Simon Cruanes (Mar 31 2021 at 19:38):
Leo-3 has been a strong contender in the THF (higher-order logic) category of CASC in recent years. It's been developed by really few people and still got pretty good results, by reusing existing first-order provers (E, CVC4, …) in parallel to its higher-order calculus. Of course if you look at Leo you may also want to look at Zipperposition as it got better than it used to and won last CASC in THF.
I don't know how machine learning based solutions compare, I think they have a bright future for lemma selection and possibly some heuristics in provers, but a purely ML-based prover (for the kind of problem ATPs like Leo are good at) would surprise me. I think it's complementary.
Jason Rute (Mar 31 2021 at 22:46):
Simon Cruanes said:
(for the kind of problem ATPs like Leo are good at)

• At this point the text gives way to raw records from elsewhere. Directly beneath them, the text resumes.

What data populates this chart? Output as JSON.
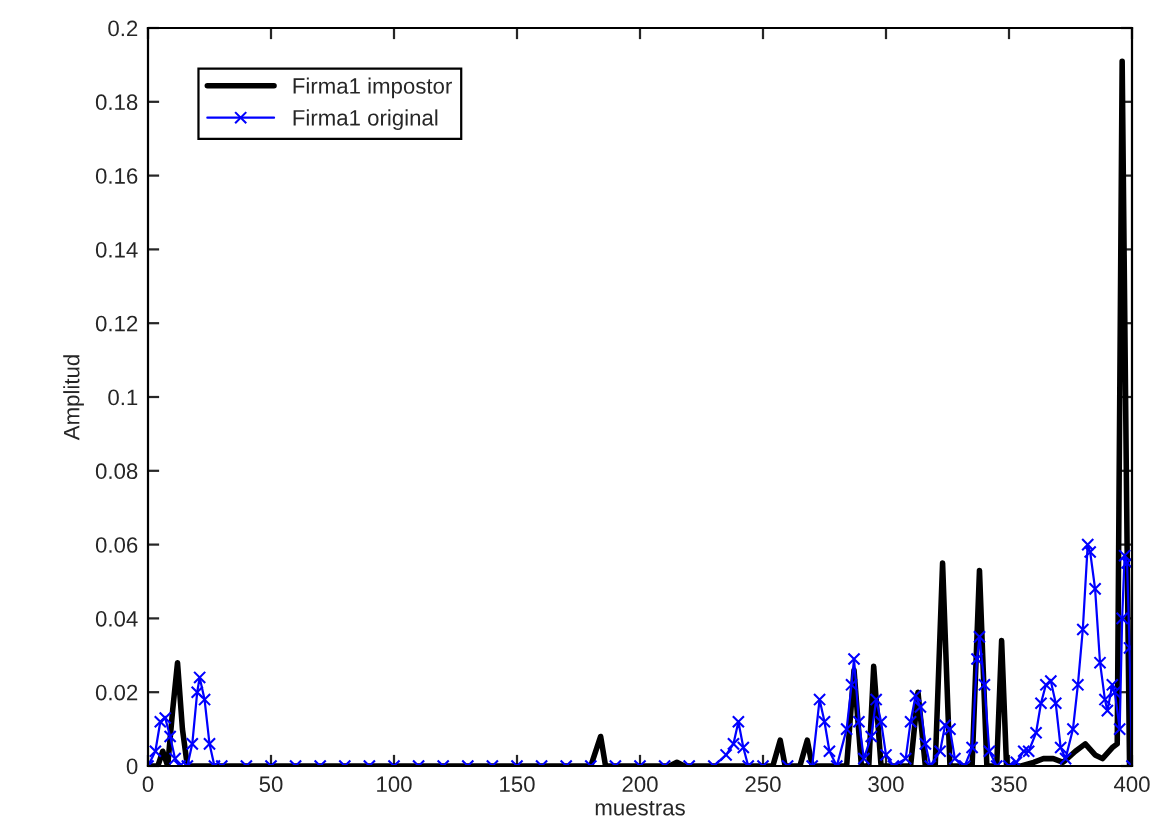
{
  "chart_data": {
    "type": "line",
    "xlabel": "muestras",
    "ylabel": "Amplitud",
    "xlim": [
      0,
      400
    ],
    "xticks": [
      0,
      50,
      100,
      150,
      200,
      250,
      300,
      350,
      400
    ],
    "ylim": [
      0,
      0.2
    ],
    "yticks": [
      0,
      0.02,
      0.04,
      0.06,
      0.08,
      0.1,
      0.12,
      0.14,
      0.16,
      0.18,
      0.2
    ],
    "grid": false,
    "legend": "top left",
    "series": [
      {
        "name": "Firma1 impostor",
        "color": "#000000",
        "marker": "none",
        "line_style": "solid",
        "x": [
          0,
          4,
          6,
          8,
          10,
          12,
          14,
          16,
          180,
          184,
          186,
          212,
          215,
          218,
          254,
          257,
          259,
          265,
          268,
          270,
          284,
          287,
          290,
          293,
          295,
          298,
          310,
          313,
          316,
          320,
          323,
          326,
          335,
          338,
          341,
          345,
          347,
          349,
          355,
          360,
          364,
          368,
          372,
          377,
          381,
          385,
          388,
          392,
          394,
          396,
          398,
          399
        ],
        "values": [
          0,
          0,
          0.004,
          0,
          0.015,
          0.028,
          0.01,
          0,
          0,
          0.008,
          0,
          0,
          0.001,
          0,
          0,
          0.007,
          0,
          0,
          0.007,
          0,
          0,
          0.026,
          0,
          0,
          0.027,
          0,
          0,
          0.02,
          0,
          0,
          0.055,
          0,
          0,
          0.053,
          0,
          0,
          0.034,
          0,
          0,
          0.001,
          0.002,
          0.002,
          0.001,
          0.004,
          0.006,
          0.003,
          0.002,
          0.005,
          0.006,
          0.191,
          0.06,
          0
        ]
      },
      {
        "name": "Firma1 original",
        "color": "#0000ff",
        "marker": "cross",
        "line_style": "solid",
        "x": [
          0,
          3,
          5,
          7,
          9,
          11,
          13,
          16,
          18,
          20,
          21,
          23,
          25,
          27,
          30,
          40,
          50,
          60,
          70,
          80,
          90,
          100,
          110,
          120,
          130,
          140,
          150,
          160,
          170,
          180,
          190,
          200,
          210,
          220,
          230,
          235,
          238,
          240,
          242,
          244,
          250,
          260,
          270,
          273,
          275,
          277,
          280,
          284,
          286,
          287,
          289,
          291,
          294,
          296,
          298,
          300,
          303,
          308,
          310,
          312,
          314,
          316,
          318,
          322,
          324,
          326,
          328,
          332,
          335,
          337,
          338,
          340,
          342,
          345,
          350,
          353,
          356,
          358,
          361,
          363,
          365,
          367,
          369,
          371,
          373,
          376,
          378,
          380,
          382,
          383,
          385,
          387,
          389,
          390,
          392,
          393,
          395,
          396,
          397,
          398,
          399,
          400
        ],
        "values": [
          0,
          0.004,
          0.012,
          0.013,
          0.008,
          0.002,
          0,
          0,
          0.006,
          0.02,
          0.024,
          0.018,
          0.006,
          0,
          0,
          0,
          0,
          0,
          0,
          0,
          0,
          0,
          0,
          0,
          0,
          0,
          0,
          0,
          0,
          0,
          0,
          0,
          0,
          0,
          0,
          0.003,
          0.006,
          0.012,
          0.005,
          0,
          0,
          0,
          0,
          0.018,
          0.012,
          0.004,
          0,
          0.01,
          0.022,
          0.029,
          0.012,
          0.002,
          0.008,
          0.018,
          0.012,
          0.003,
          0,
          0.002,
          0.012,
          0.019,
          0.016,
          0.006,
          0,
          0.004,
          0.011,
          0.01,
          0.002,
          0,
          0.005,
          0.029,
          0.035,
          0.022,
          0.004,
          0,
          0,
          0.001,
          0.004,
          0.004,
          0.009,
          0.017,
          0.022,
          0.023,
          0.017,
          0.005,
          0.002,
          0.01,
          0.022,
          0.037,
          0.06,
          0.058,
          0.048,
          0.028,
          0.018,
          0.015,
          0.022,
          0.02,
          0.01,
          0.04,
          0.057,
          0.055,
          0.032,
          0
        ]
      }
    ]
  }
}
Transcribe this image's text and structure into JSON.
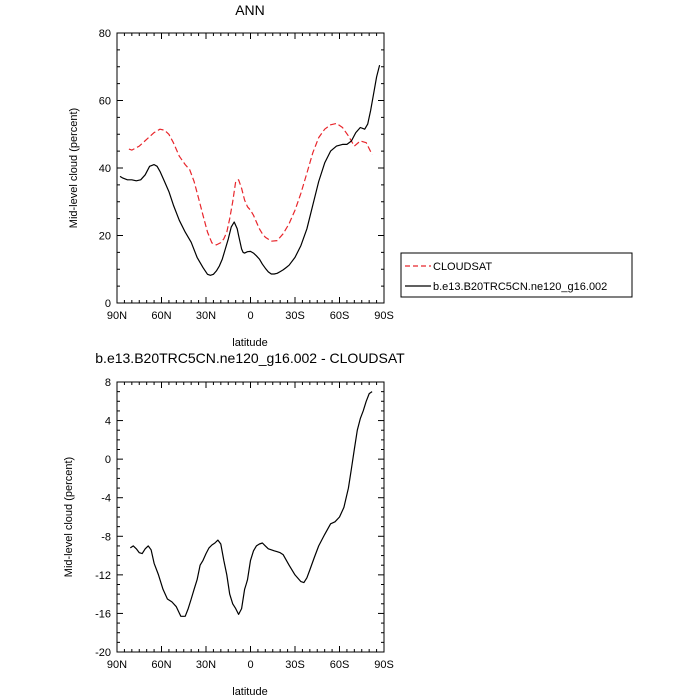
{
  "chart_data": [
    {
      "type": "line",
      "title": "ANN",
      "xlabel": "latitude",
      "ylabel": "Mid-level cloud (percent)",
      "xlim": [
        90,
        -90
      ],
      "ylim": [
        0,
        80
      ],
      "x_ticks": [
        {
          "value": 90,
          "label": "90N"
        },
        {
          "value": 60,
          "label": "60N"
        },
        {
          "value": 30,
          "label": "30N"
        },
        {
          "value": 0,
          "label": "0"
        },
        {
          "value": -30,
          "label": "30S"
        },
        {
          "value": -60,
          "label": "60S"
        },
        {
          "value": -90,
          "label": "90S"
        }
      ],
      "y_ticks": [
        {
          "value": 0,
          "label": "0"
        },
        {
          "value": 20,
          "label": "20"
        },
        {
          "value": 40,
          "label": "40"
        },
        {
          "value": 60,
          "label": "60"
        },
        {
          "value": 80,
          "label": "80"
        }
      ],
      "legend_position": "right",
      "series": [
        {
          "name": "CLOUDSAT",
          "color": "#e8262c",
          "dash": "dashed",
          "x": [
            82,
            80,
            75,
            70,
            65,
            61,
            58,
            55,
            52,
            48,
            44,
            41,
            38,
            35,
            32,
            29,
            26,
            23,
            20,
            18,
            16,
            14,
            12,
            10,
            8,
            6,
            4,
            2,
            0,
            -2,
            -4,
            -6,
            -8,
            -10,
            -14,
            -18,
            -22,
            -26,
            -30,
            -34,
            -38,
            -42,
            -46,
            -50,
            -54,
            -58,
            -62,
            -66,
            -70,
            -74,
            -78,
            -82
          ],
          "y": [
            45.6,
            45.3,
            46.5,
            48.5,
            50.5,
            51.5,
            51.2,
            50.0,
            47.5,
            43.5,
            41.0,
            39.5,
            36.0,
            31.0,
            26.0,
            21.0,
            17.8,
            17.2,
            17.9,
            19.0,
            21.0,
            25.0,
            30.0,
            36.0,
            36.5,
            34.0,
            30.5,
            28.5,
            27.5,
            26.0,
            24.0,
            22.0,
            20.5,
            19.5,
            18.3,
            18.5,
            20.5,
            23.5,
            27.5,
            32.5,
            38.5,
            44.5,
            49.0,
            51.5,
            52.8,
            53.2,
            52.0,
            49.5,
            46.5,
            48.0,
            47.5,
            44.0
          ]
        },
        {
          "name": "b.e13.B20TRC5CN.ne120_g16.002",
          "color": "#000000",
          "dash": "solid",
          "x": [
            88,
            86,
            83,
            80,
            77,
            74,
            71,
            68,
            65,
            63,
            61,
            58,
            55,
            52,
            48,
            44,
            40,
            36,
            32,
            29,
            27,
            25,
            23,
            21,
            19,
            17,
            15,
            13,
            11,
            9,
            8,
            7,
            6,
            5,
            4,
            2,
            0,
            -2,
            -4,
            -6,
            -8,
            -10,
            -12,
            -14,
            -16,
            -18,
            -20,
            -22,
            -24,
            -26,
            -30,
            -34,
            -38,
            -42,
            -46,
            -50,
            -54,
            -58,
            -62,
            -65,
            -68,
            -71,
            -74,
            -77,
            -79,
            -81,
            -83,
            -85,
            -87
          ],
          "y": [
            37.5,
            37.0,
            36.5,
            36.5,
            36.2,
            36.5,
            38.0,
            40.5,
            41.0,
            40.5,
            39.0,
            36.0,
            33.0,
            29.0,
            24.5,
            21.0,
            18.0,
            13.5,
            10.5,
            8.5,
            8.2,
            8.5,
            9.5,
            11.0,
            13.0,
            16.0,
            19.0,
            22.5,
            24.0,
            22.0,
            20.0,
            18.0,
            16.0,
            15.0,
            14.8,
            15.2,
            15.3,
            14.8,
            14.0,
            13.0,
            11.5,
            10.3,
            9.2,
            8.6,
            8.6,
            8.8,
            9.3,
            9.8,
            10.5,
            11.2,
            13.5,
            17.0,
            22.0,
            29.0,
            36.0,
            41.5,
            45.0,
            46.5,
            47.0,
            47.0,
            48.0,
            50.5,
            52.0,
            51.5,
            53.0,
            57.0,
            62.0,
            67.0,
            70.5
          ]
        }
      ]
    },
    {
      "type": "line",
      "title": "b.e13.B20TRC5CN.ne120_g16.002 - CLOUDSAT",
      "xlabel": "latitude",
      "ylabel": "Mid-level cloud (percent)",
      "xlim": [
        90,
        -90
      ],
      "ylim": [
        -20,
        8
      ],
      "x_ticks": [
        {
          "value": 90,
          "label": "90N"
        },
        {
          "value": 60,
          "label": "60N"
        },
        {
          "value": 30,
          "label": "30N"
        },
        {
          "value": 0,
          "label": "0"
        },
        {
          "value": -30,
          "label": "30S"
        },
        {
          "value": -60,
          "label": "60S"
        },
        {
          "value": -90,
          "label": "90S"
        }
      ],
      "y_ticks": [
        {
          "value": -20,
          "label": "-20"
        },
        {
          "value": -16,
          "label": "-16"
        },
        {
          "value": -12,
          "label": "-12"
        },
        {
          "value": -8,
          "label": "-8"
        },
        {
          "value": -4,
          "label": "-4"
        },
        {
          "value": 0,
          "label": "0"
        },
        {
          "value": 4,
          "label": "4"
        },
        {
          "value": 8,
          "label": "8"
        }
      ],
      "series": [
        {
          "color": "#000000",
          "dash": "solid",
          "x": [
            81,
            79,
            77,
            75,
            73,
            71,
            69,
            67,
            65,
            62,
            59,
            56,
            53,
            50,
            47,
            44,
            42,
            40,
            38,
            36,
            34,
            32,
            30,
            28,
            26,
            24,
            22,
            20,
            18,
            16,
            14,
            12,
            10,
            8,
            6,
            5,
            4,
            3,
            2,
            1,
            0,
            -2,
            -4,
            -6,
            -8,
            -10,
            -12,
            -14,
            -16,
            -18,
            -20,
            -22,
            -26,
            -30,
            -34,
            -36,
            -38,
            -40,
            -43,
            -46,
            -50,
            -54,
            -57,
            -60,
            -63,
            -66,
            -68,
            -70,
            -72,
            -74,
            -76,
            -78,
            -80,
            -82
          ],
          "y": [
            -9.2,
            -9.0,
            -9.3,
            -9.7,
            -9.8,
            -9.3,
            -9.0,
            -9.4,
            -10.8,
            -12.0,
            -13.5,
            -14.5,
            -14.8,
            -15.3,
            -16.3,
            -16.3,
            -15.5,
            -14.5,
            -13.5,
            -12.5,
            -11.0,
            -10.5,
            -9.8,
            -9.2,
            -8.9,
            -8.7,
            -8.4,
            -8.8,
            -10.5,
            -12.0,
            -14.0,
            -15.0,
            -15.5,
            -16.1,
            -15.5,
            -14.5,
            -13.5,
            -13.0,
            -12.5,
            -11.5,
            -10.5,
            -9.5,
            -9.0,
            -8.8,
            -8.7,
            -9.0,
            -9.3,
            -9.4,
            -9.5,
            -9.6,
            -9.7,
            -9.9,
            -11.0,
            -12.0,
            -12.7,
            -12.8,
            -12.3,
            -11.5,
            -10.2,
            -9.0,
            -7.8,
            -6.7,
            -6.5,
            -6.0,
            -5.0,
            -3.0,
            -1.0,
            1.0,
            3.0,
            4.2,
            5.0,
            6.0,
            6.8,
            7.0
          ]
        }
      ]
    }
  ]
}
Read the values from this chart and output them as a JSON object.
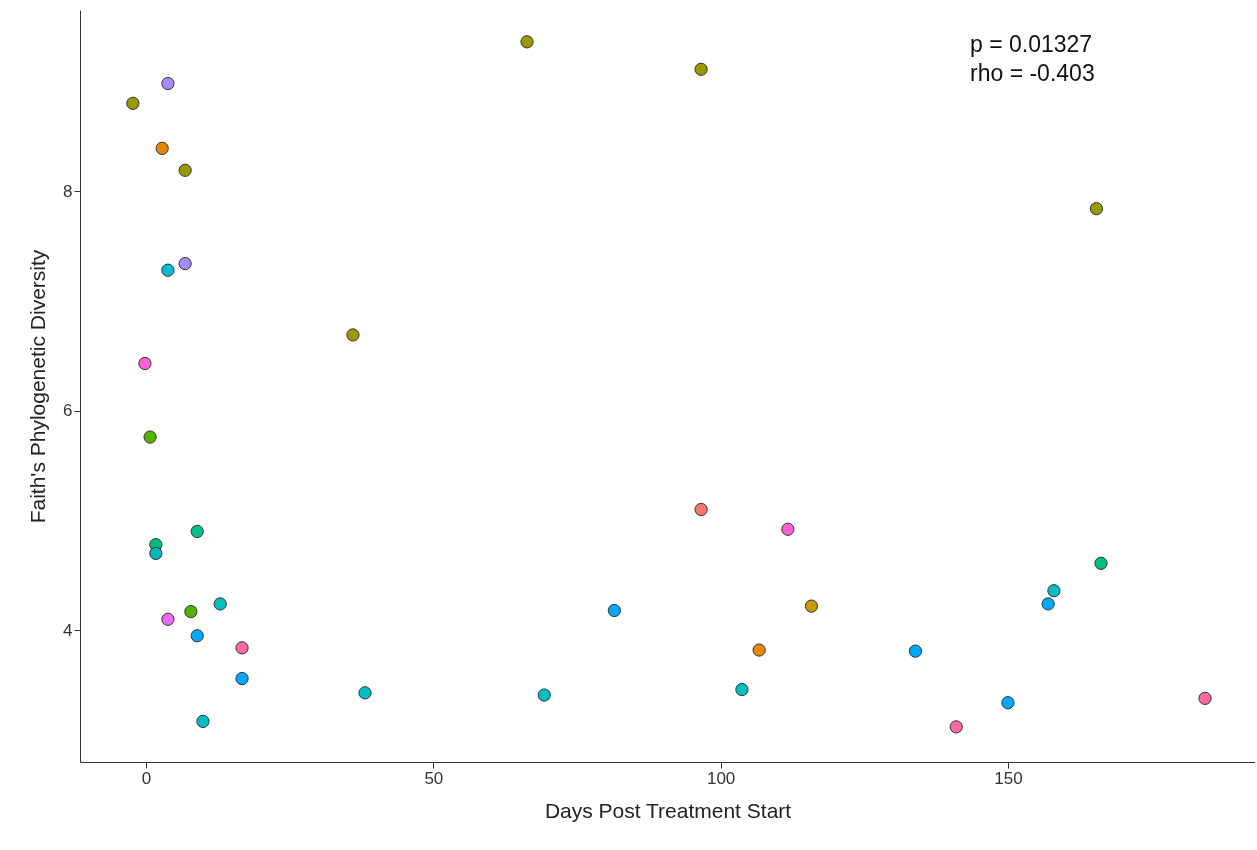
{
  "chart_data": {
    "type": "scatter",
    "xlabel": "Days Post Treatment Start",
    "ylabel": "Faith's Phylogenetic Diversity",
    "annotations": [
      "p = 0.01327",
      "rho = -0.403"
    ],
    "x": [
      -2.3,
      3.8,
      2.8,
      6.8,
      3.8,
      6.8,
      36.0,
      -0.2,
      0.7,
      8.9,
      1.7,
      1.7,
      12.9,
      7.8,
      3.8,
      8.9,
      16.7,
      16.7,
      9.9,
      38.1,
      66.3,
      96.6,
      165.4,
      96.6,
      111.7,
      81.5,
      115.8,
      106.7,
      69.3,
      103.7,
      133.9,
      166.2,
      158.0,
      157.0,
      150.0,
      141.0,
      184.3
    ],
    "values": [
      8.8,
      8.98,
      8.39,
      8.19,
      7.28,
      7.34,
      6.69,
      6.43,
      5.76,
      4.9,
      4.78,
      4.7,
      4.24,
      4.17,
      4.1,
      3.95,
      3.84,
      3.56,
      3.17,
      3.43,
      9.36,
      9.11,
      7.84,
      5.1,
      4.92,
      4.18,
      4.22,
      3.82,
      3.41,
      3.46,
      3.81,
      4.61,
      4.36,
      4.24,
      3.34,
      3.12,
      3.38
    ],
    "colors": [
      "#999900",
      "#a58aff",
      "#e58700",
      "#999900",
      "#00bcd8",
      "#a58aff",
      "#999900",
      "#fb61d7",
      "#53b400",
      "#00c08b",
      "#00bf7d",
      "#00b6c0",
      "#00c0b8",
      "#53b400",
      "#e76bf3",
      "#00a9ff",
      "#ff67a4",
      "#00a9ff",
      "#00bfc4",
      "#00bfc4",
      "#999900",
      "#999900",
      "#999900",
      "#f8766d",
      "#fb61d7",
      "#00a9ff",
      "#c49a00",
      "#e58700",
      "#00bfc4",
      "#00bfc4",
      "#00a9ff",
      "#00bf7d",
      "#00bfc4",
      "#00a9ff",
      "#00a9ff",
      "#ff67a4",
      "#ff67a4"
    ],
    "marker": "circle",
    "xlim": [
      -11.5,
      193
    ],
    "xticks": [
      0,
      50,
      100,
      150
    ],
    "ylim": [
      2.8,
      9.65
    ],
    "yticks": [
      4,
      6,
      8
    ],
    "grid": false
  }
}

Do you have an idea what sort of problems those are? For example, if used as a hammer for HOL interactive theorem proving, what sort of problems does Leo excel at? Or is that not the point? Is it more designed for industrial style problems?
Simon Cruanes (Apr 01 2021 at 14:43):
I'm not sure of the precise answer :smile: . For first-order provers like E, the sweet spot is problem with a lot of non-trivial equational reasoning and not too many nested quantifiers (which can mess up the CNF). HO theorem proving is tougher because the search space explodes faster; however I think that at least for Zipperposition, tough unification problems are now pretty doable, the difficult thing is instantiating predicate variables.
I'm getting lost in the details. I think the Hammer papers (sledgehammer, holyHammer, etc.) may give more insight on what kind of problems the ATPs are good at. The prover have also improved recently (handling HO directly instead of requiring an encoding to FOL) so the papers are more of a lower bound. The detailed results of CASC also hold a lot of raw data.